History Of The Vikings
History Of The Vikings
While Vikings are more prominently known to be savage raiders whose only past time was pillaging mercilessly in search for treasure and adventure. There's actually more to them than that. Between the eighth to eleventh century, Vikings were also known to be traders and explorers and not just the fierce warriors we all know them to be.
The term Viking can be credited to the Scandinavian term "vikingr" meaning pirate which is where the Vikings got their reputation. The first recorded Viking raid was dated back 793 where a group of seaborn Scandinavian pirates attacked a monastery in St. Cuthbert on Lindisfarne. It was said that they left very few survivors and hauled off with treasures and slaves. From here forth the stories started to spread like wildfire and with each story telling the tales grew more and more until the Scandinavians became the feared Vikings they are today. However, sadly, very few know of their complex and sophisticated culture filled with stories, magic and symbolisms.
Who are the Vikings and where did they come from?
It is important to note that originally the word Vikings was not meant to describe a group of people nor was it recognized as a nationality. The word Viking used to refer to a man who left his hometown to search for better opportunities elsewhere. The word held a much different meaning then than it does today.
Most Vikings (as we know them now) were originally from Scandinavia. Not to say that all Vikings were Scandinavians of course. In terms of physical features, Vikings were prominently stereotyped as blond and blue-eyed. However, majority of the Vikings tend to have light hair and light eyes of either blue, gray or green. This can be attributed to their heritage and combination of different races.
The Viking Age was the period between 800AD up until the 1050s. During this time, their reach extended to all corners of Northern Europe and many other nations surrounding their coasts. While we were made to believe that they were made up only of fierce warriors, in truth, they did more than just raiding. Vikings excelled in trading for goods like fur, tusks and seal fat while others were farmers. It is important that we recognize them as more than just raiders as the Vikings have also established themselves as traders and good story tellers.

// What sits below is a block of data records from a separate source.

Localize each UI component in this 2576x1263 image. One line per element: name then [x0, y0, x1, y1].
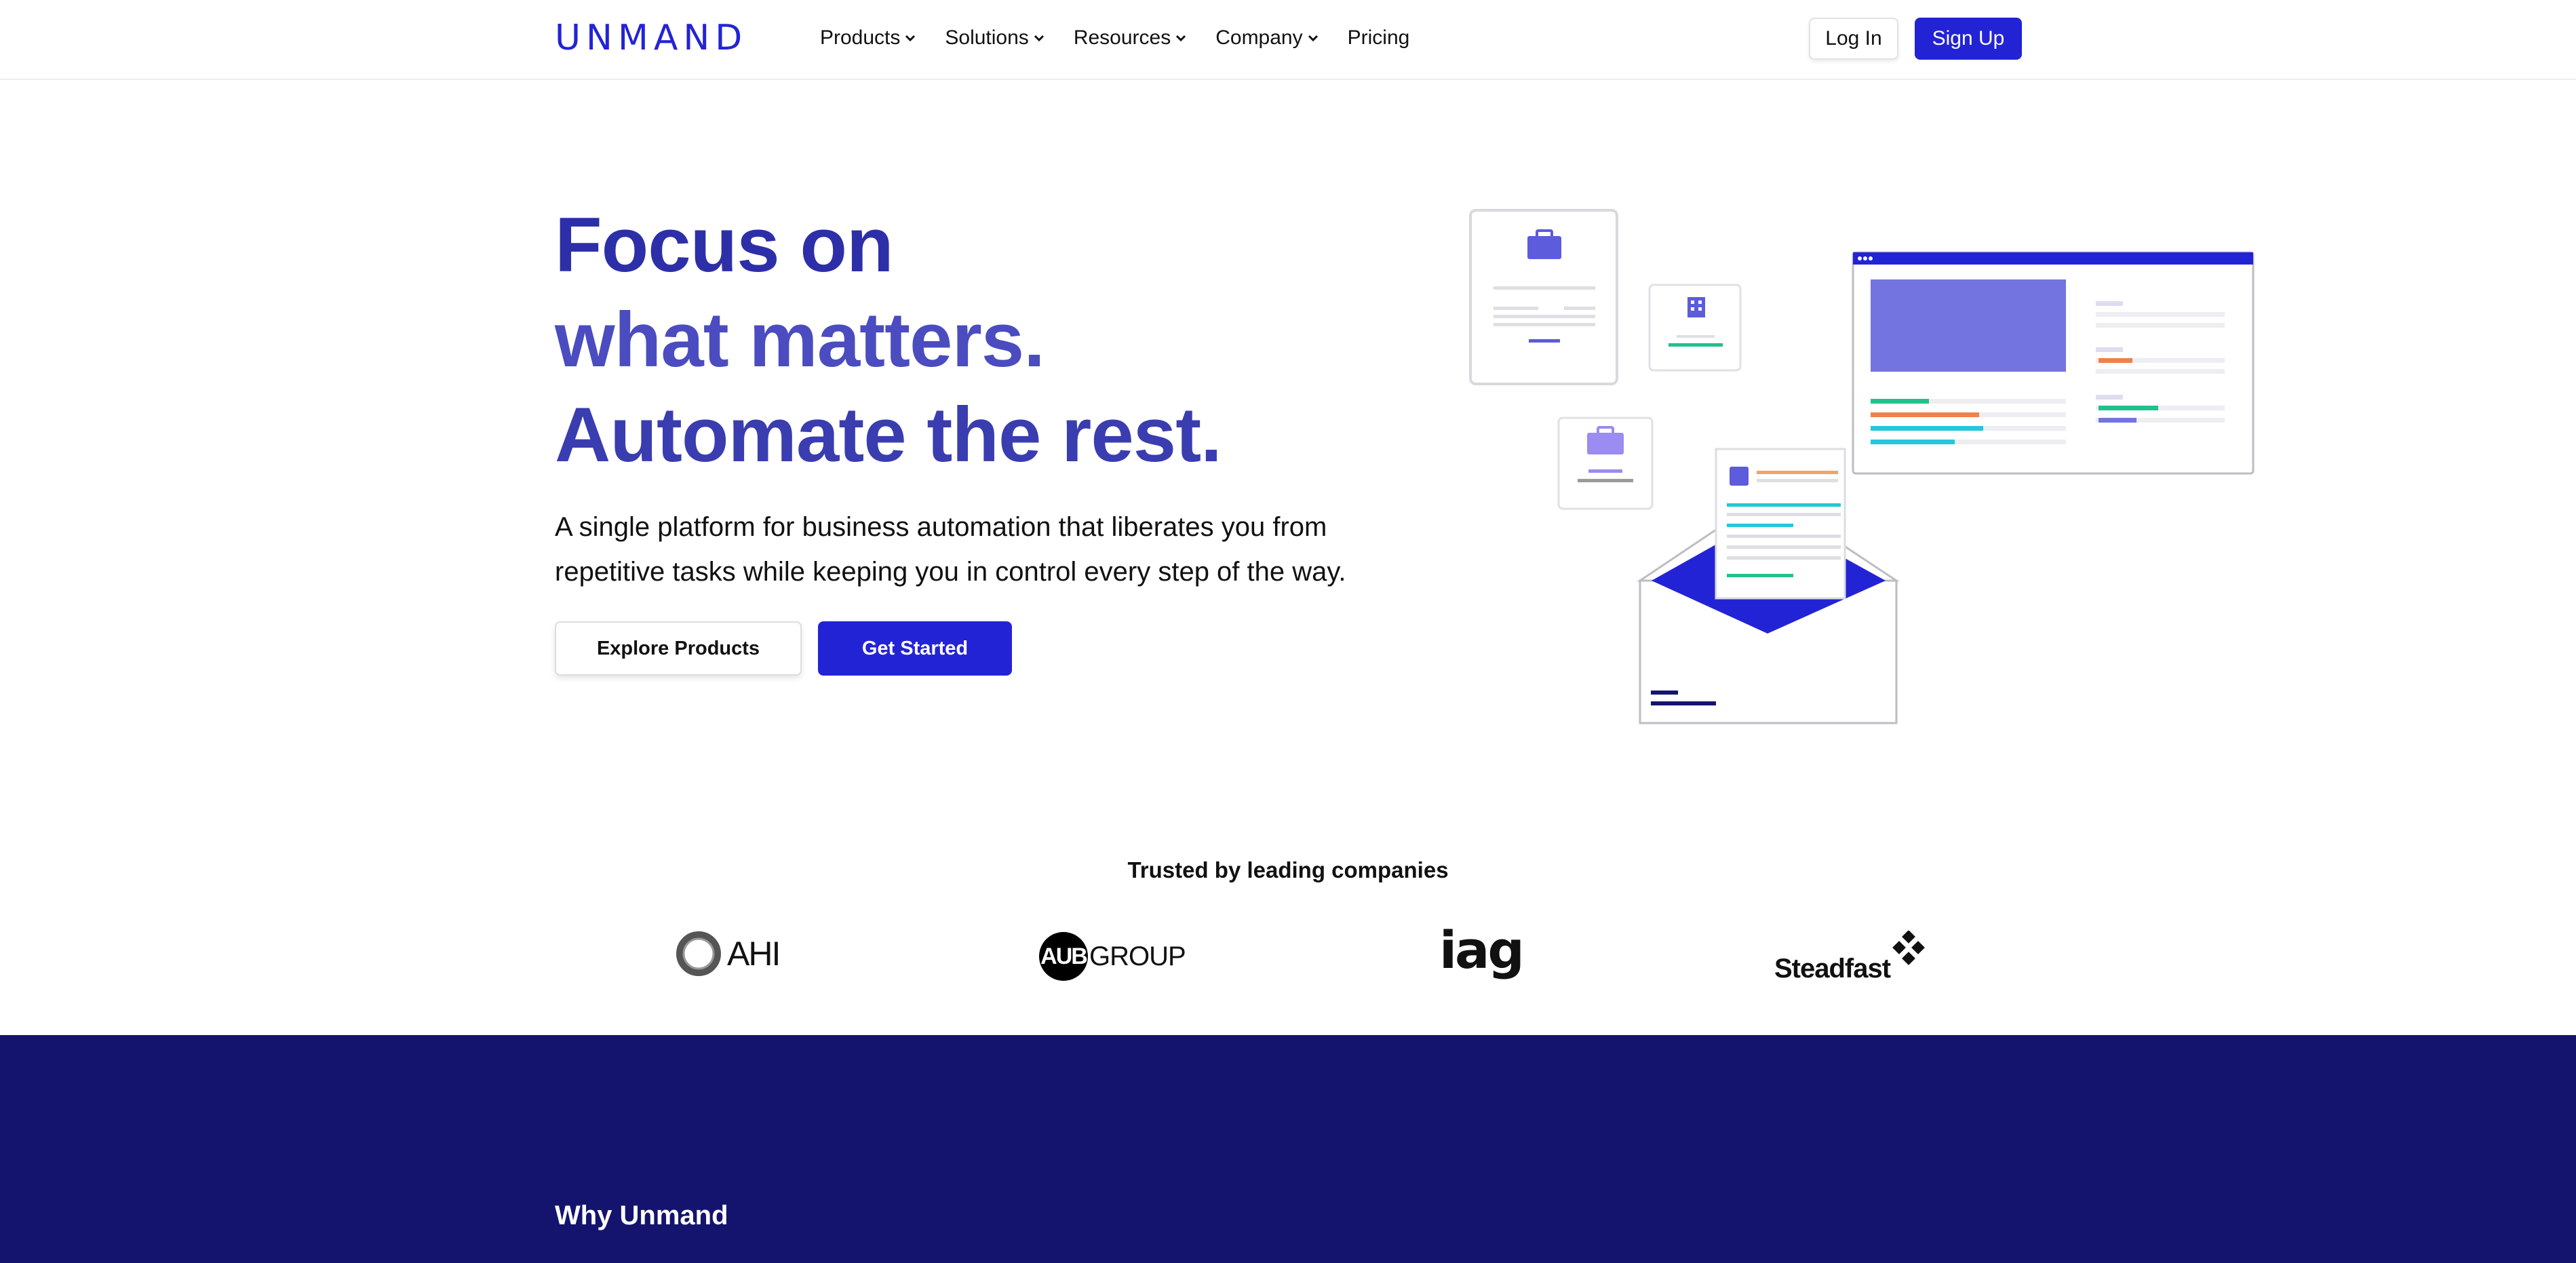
- chevron-down-icon: [1032, 31, 1047, 45]
- why-unmand-heading: Why Unmand: [555, 1201, 728, 1230]
- steadfast-logo-text: Steadfast: [1774, 954, 1891, 984]
- nav-item-company[interactable]: Company: [1215, 24, 1320, 52]
- logo-iag: iag: [1439, 920, 1525, 980]
- trusted-heading: Trusted by leading companies: [1127, 857, 1449, 882]
- signup-button[interactable]: Sign Up: [1915, 18, 2022, 60]
- nav-item-label: Pricing: [1347, 26, 1410, 49]
- main-menu: Products Solutions Resources Company Pri…: [820, 24, 1437, 52]
- ahi-ring-icon: [676, 931, 721, 976]
- unmand-logo[interactable]: UNMAND: [555, 18, 747, 58]
- login-button[interactable]: Log In: [1809, 18, 1898, 60]
- steadfast-diamond-icon: [1892, 931, 1925, 965]
- logo-ahi: AHI: [674, 929, 781, 978]
- nav-item-label: Company: [1215, 26, 1303, 49]
- headline-line-2: what matters.: [555, 297, 1045, 383]
- hero-headline: Focus on what matters. Automate the rest…: [555, 198, 1222, 483]
- get-started-button[interactable]: Get Started: [818, 621, 1012, 676]
- document-card: [1469, 209, 1618, 385]
- briefcase-card: [1557, 416, 1654, 510]
- top-navbar: UNMAND Products Solutions Resources Comp…: [0, 0, 2576, 80]
- building-card: [1648, 284, 1742, 372]
- envelope-icon: [1637, 448, 1900, 724]
- logo-steadfast: Steadfast: [1774, 931, 1927, 984]
- ahi-logo-text: AHI: [727, 935, 781, 973]
- chevron-down-icon: [1306, 31, 1321, 45]
- hero-subtitle: A single platform for business automatio…: [555, 512, 1346, 587]
- browser-window-card: [1852, 251, 2255, 475]
- headline-line-3: Automate the rest.: [555, 392, 1222, 478]
- aub-mark: AUB: [1039, 932, 1088, 981]
- nav-item-label: Resources: [1073, 26, 1171, 49]
- nav-item-pricing[interactable]: Pricing: [1348, 24, 1410, 52]
- nav-item-label: Solutions: [945, 26, 1029, 49]
- building-icon: [1687, 297, 1705, 317]
- chevron-down-icon: [903, 31, 918, 45]
- nav-item-solutions[interactable]: Solutions: [945, 24, 1046, 52]
- why-unmand-section: Why Unmand: [0, 1035, 2576, 1263]
- logo-aub-group: AUB GROUP: [1039, 932, 1186, 981]
- hero-illustration: [1469, 209, 2255, 724]
- explore-products-button[interactable]: Explore Products: [555, 621, 802, 676]
- nav-item-resources[interactable]: Resources: [1074, 24, 1188, 52]
- aub-logo-text: GROUP: [1089, 941, 1186, 971]
- headline-line-1: Focus on: [555, 202, 894, 288]
- nav-item-label: Products: [820, 26, 901, 49]
- nav-item-products[interactable]: Products: [820, 24, 918, 52]
- chevron-down-icon: [1173, 31, 1188, 45]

Today the most obvious groups of Viking heritage would be the modern-day Scandinavians specific to those in Denmark, Sweden, Norway, Iceland and at some point, due to proximity Finland. However, as the name implies, a lot of them have also spread out across the globe and have settled elsewhere. Some known to have gone as far as Normandy, Russia, Greenland and even England. Who knows, you might even have a little piece of Viking heritage in you!
Led Zeppelin said it best when he sang Immigrant Song:
We come from the land of the ice and snow
from the midnight sun, where the hot springs flow!
The hammer of the gods
will drive our ships to new lands
to fight the horde, and sing and cry
Valhalla, I am coming!
The Viking Way of Life
While we know them to be merciless and adventure seeking Scandinavians, in truth Vikings were predominantly farmers and fishermen who lived in homes made with timber. Their homes were long and rectangular with roofs made of straw thatch. Their homes had no chimneys, only blacksmith's forge that allowed smoke to escape. Vikings dressed simply and with practical clothes made of either wool or linen along with leather shoes. Because Viking women were known to be skilled weavers, they made most of the clothes they wore. Making clothes was time consuming which was why clothing was considered valuable and should be made to last. Social classes could also be identified by the clothes they wore. Nobility and higher classes wore more expensive clothes made of silk. They also included accessories like brooches, jewelry and arm rings. Their clothes were more intricate in design and included more decorations and color. The middle- and lower-class Vikings dressed in more simple clothes as they dressed more for function than for fancy. Clothing was also different for men and women. Men wore tunics and loose skirts. Underneath they wore trousers. Women wore long dresses topped with an overdress. The only thing they had in common was that they secured their clothes with leather belts. During colder seasons, they wore long cloaks made of wool or animal skin. They also wore hats and mittens. Shoes were simple leather booties with soft soles secured by leather laces.
Salt was a commodity in the Viking world. They got this mostly through trade with nearby merchants. Salt was needed to preserve the fish they caught from nearby seacoasts. Some Vikings preferred to harvest crops and raise cattle. They also had their fair share of traders who earned their means trading with nearby cities.
In the early Viking Age, they did not have any recognized king. However, much like early England, they had three broad social classes. They had the nobles, the middle class and the slaves. As they continued to progress, they started forming leaders, the strongest ones became kings. They became the kings of Sweden, Norway and Denmark. They finally started to establish their hierarchy in the early 9th century.
Much like in today's society, Vikings can easily move from one social class to another. Slaves (often times called thralls) could save up enough over time to buy their freedom. On one hand, the nobles (often times called jarls) could easily loose their property or jewels and lower their status down to middle men (often times called karls) or if fortune does not go in their favor and they end up losing everything, they could even end up as slaves.
As the Viking age progressed, the same feudalism that governs European nations made the classes more rigid than it used to be. In truth, there's still so much that needs to be learned about early Viking society. All in all, they lived very simple lives.